What the paper does not show

This is one modelling study, not settled consensus. The result should be taken seriously, but it should not be read as the final word on the timeline, the precise threshold, or the certainty of collapse.

Modelling the West Antarctic Ice Sheet involves choices about ice physics, ocean forcing, and bedrock properties that different research groups represent differently. Other recent work has reached varying conclusions about how close the system currently sits to a tipping point, and the question of whether the ice sheet has already been destabilised is actively debated in the literature. A 2023 paper from a separate group concluded the sheet had not yet been pushed past tipping, while noting the path toward it was concerning.

The 800,000-year baseline the team used is a strength of the analysis, providing a longer view of how the ice sheet has behaved under past climate states than most studies can offer. But extrapolating from past behaviour to future response under conditions that may be outside the range of the historical record carries its own limitations, and the authors acknowledge these.

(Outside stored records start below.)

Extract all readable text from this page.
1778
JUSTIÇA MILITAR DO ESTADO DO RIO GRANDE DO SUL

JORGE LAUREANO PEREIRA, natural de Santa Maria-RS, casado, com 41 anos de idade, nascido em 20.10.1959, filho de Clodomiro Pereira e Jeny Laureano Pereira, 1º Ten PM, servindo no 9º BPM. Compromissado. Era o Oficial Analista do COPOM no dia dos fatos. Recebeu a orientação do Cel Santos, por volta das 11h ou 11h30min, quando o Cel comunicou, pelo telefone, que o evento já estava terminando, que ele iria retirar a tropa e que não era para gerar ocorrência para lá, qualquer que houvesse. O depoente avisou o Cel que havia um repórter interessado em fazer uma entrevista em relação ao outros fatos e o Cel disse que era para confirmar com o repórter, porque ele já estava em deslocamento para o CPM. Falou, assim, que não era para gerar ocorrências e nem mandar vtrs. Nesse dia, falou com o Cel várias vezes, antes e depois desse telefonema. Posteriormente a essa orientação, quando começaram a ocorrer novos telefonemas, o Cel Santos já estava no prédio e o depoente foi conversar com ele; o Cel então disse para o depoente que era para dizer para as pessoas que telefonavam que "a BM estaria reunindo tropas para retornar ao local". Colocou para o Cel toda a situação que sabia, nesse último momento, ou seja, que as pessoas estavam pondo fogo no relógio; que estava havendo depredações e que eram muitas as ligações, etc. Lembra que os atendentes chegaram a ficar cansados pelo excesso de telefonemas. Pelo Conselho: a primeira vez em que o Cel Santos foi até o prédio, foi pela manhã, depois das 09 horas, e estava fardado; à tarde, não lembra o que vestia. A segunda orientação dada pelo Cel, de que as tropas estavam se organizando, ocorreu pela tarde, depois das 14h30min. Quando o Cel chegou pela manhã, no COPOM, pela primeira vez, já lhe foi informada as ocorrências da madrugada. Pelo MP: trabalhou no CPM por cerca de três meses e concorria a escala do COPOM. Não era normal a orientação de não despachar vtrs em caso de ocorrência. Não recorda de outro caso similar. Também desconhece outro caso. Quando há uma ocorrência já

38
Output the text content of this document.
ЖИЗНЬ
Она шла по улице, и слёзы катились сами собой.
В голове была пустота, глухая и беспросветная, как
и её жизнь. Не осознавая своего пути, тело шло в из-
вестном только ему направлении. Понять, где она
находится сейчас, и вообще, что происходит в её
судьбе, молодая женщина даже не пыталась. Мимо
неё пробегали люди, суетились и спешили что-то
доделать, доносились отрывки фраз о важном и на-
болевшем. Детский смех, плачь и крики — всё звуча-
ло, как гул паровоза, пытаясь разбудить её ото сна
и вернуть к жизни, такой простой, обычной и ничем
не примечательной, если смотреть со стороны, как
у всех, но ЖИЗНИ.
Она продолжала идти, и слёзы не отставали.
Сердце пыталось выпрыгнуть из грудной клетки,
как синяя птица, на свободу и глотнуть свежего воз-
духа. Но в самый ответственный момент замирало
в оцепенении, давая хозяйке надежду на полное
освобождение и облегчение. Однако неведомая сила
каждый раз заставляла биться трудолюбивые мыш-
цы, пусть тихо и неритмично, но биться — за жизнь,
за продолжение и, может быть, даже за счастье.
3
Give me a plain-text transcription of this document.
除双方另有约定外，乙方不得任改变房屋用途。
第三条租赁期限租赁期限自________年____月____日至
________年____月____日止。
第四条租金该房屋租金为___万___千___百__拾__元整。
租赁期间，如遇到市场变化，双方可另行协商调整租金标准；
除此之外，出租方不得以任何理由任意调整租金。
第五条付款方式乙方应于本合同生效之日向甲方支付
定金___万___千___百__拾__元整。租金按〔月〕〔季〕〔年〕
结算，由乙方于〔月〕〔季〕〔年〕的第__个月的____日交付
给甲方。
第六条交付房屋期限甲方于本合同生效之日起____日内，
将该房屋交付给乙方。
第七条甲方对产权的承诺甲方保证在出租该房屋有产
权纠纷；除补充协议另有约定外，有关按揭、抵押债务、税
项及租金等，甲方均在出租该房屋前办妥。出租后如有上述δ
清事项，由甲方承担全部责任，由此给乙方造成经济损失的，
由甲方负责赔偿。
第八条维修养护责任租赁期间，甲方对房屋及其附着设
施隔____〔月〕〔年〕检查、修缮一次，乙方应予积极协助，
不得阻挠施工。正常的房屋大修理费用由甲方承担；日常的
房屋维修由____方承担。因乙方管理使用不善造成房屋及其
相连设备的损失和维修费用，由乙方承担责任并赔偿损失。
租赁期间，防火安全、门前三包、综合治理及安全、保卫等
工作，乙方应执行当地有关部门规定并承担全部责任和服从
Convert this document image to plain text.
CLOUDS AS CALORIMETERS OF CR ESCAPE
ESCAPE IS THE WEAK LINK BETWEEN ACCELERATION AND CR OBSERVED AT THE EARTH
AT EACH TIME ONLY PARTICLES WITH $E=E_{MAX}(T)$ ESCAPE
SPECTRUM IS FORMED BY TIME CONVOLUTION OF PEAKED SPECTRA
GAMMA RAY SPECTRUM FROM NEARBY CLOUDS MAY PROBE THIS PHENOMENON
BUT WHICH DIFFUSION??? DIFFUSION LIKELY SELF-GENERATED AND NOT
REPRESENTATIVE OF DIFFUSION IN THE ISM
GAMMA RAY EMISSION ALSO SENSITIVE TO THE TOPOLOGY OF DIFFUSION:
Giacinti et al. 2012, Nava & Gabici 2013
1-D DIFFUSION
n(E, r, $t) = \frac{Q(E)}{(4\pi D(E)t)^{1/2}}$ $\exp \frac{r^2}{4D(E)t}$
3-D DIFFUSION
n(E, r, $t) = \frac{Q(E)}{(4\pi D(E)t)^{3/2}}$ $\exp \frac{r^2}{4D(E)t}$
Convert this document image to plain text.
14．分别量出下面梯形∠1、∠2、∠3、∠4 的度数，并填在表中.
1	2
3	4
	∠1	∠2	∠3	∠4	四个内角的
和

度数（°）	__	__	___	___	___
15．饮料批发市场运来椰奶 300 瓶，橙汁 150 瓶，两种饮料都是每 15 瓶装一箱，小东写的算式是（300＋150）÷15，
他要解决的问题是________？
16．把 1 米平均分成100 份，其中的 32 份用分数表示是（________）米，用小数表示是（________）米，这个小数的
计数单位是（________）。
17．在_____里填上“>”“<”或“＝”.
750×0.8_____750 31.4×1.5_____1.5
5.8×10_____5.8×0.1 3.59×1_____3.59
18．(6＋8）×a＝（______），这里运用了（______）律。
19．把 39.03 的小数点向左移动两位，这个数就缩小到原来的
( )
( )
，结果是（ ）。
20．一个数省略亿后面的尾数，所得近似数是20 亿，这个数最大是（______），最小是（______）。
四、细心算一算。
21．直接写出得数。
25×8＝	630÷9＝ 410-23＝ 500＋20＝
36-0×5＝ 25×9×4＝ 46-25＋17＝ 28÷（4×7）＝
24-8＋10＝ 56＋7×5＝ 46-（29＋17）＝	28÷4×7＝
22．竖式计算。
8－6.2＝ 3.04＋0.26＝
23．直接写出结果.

The asymmetry of the timescales

One detail in the paper that the coverage has noted is the asymmetry between the timescale of destabilisation and the timescale of ice sheet growth. It takes tens of thousands of years for a large ice sheet to accumulate. The conditions that could initiate collapse can be reached in decades. The four metres of sea-level rise would then play out over centuries. That sequence has a particular character: a fast trigger, a slow-moving consequence, and a very long tail.

Four metres of sea-level rise distributed over centuries is not an outcome that falls within ordinary planning horizons. It is an outcome that would affect coastlines and populations far beyond any current infrastructure’s design life. The paper frames the next few years as a period in which the trajectory of deep ocean warming around Antarctica will become clearer, and in which emissions choices will continue to influence where the system ends up relative to the threshold the model identifies.

What to watch

The Amundsen Sea embayment, where Thwaites and Pine Island glaciers are already showing significant grounding-line retreat, is the region the paper’s concerns centre on most directly. Ongoing observational work on those glaciers, including the International Thwaites Glacier Collaboration’s field campaigns, will provide ground-truth data against which modelling results like these can be tested.

Whether observed ocean temperatures at depth around West Antarctica are approaching the 0.25°C increment the study identifies, and how quickly, is a question the oceanographic record will continue to answer over the next several years.